Brain and Behavior

Sensation and Perception

How does the brain process sound?

The ear is composed of three sections, the outer ear, the middle ear, and the inner ear. The outer flap that we normally think of as the ear is called the pinna. That and the ear canal, the long inner tunnel where our wax collects, comprise the outer ear. The ear canal ends in the ear drum, a thin membrane that stretches across the back end of the ear canal. The middle ear consists of three tiny, delicate bones that transfer sound vibrations from the ear drum to the cochlea, a fluid-filled spiral that translates sound vibrations into neural activity. The cochlea and the vestibular apparatus, which senses balance and motion, comprise the inner ear. Sound vibrations are captured by the pinna, channeled back to the middle ear by the ear canal, and communicated to the cochlea via the bones of the middle ear.
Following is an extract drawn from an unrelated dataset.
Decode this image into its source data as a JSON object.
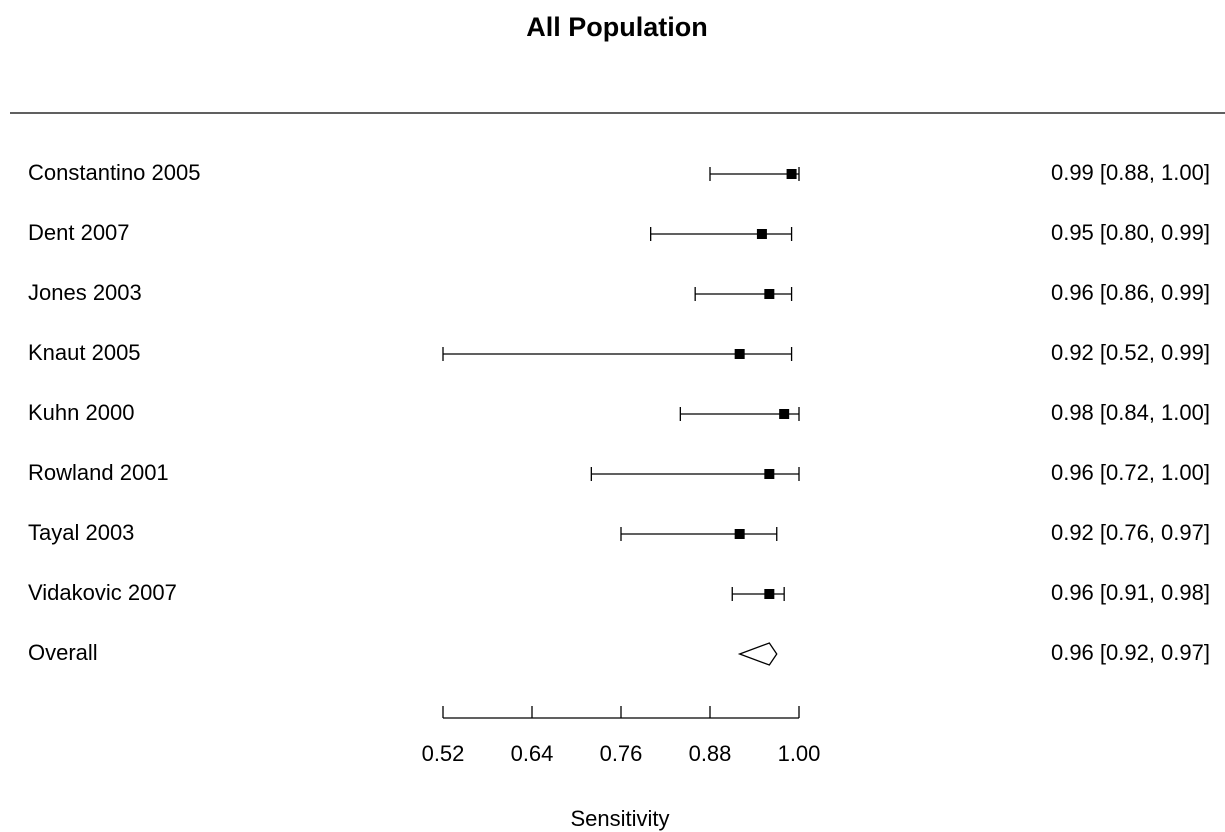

The fluid-filled cochlea is lined with hair cells, a type of sensory neuron that responds to sounds of specific frequencies. High frequencies (which translate into high pitched sounds) are recorded by hair cells at the opening of the spiral cochlea, middle frequencies in the middle of the cochlea, and low frequencies by hair cells at the end of the spiral. The hair cells send information to the spinal cord, which then connects to several regions in the brain stem. Here the auditory information is processed for the timing and intensity. These neurons connect to the inferior colliculus in the mid-brain, where some further analysis takes place. The inferior colliculus connects to the gate-keeping thalamus. Finally, the auditory information enters the cortex at the primary auditory cortex (A1), located in the superior and posterior (upper rear) temporal lobe. Association areas are nearby, including the regions that deal with language.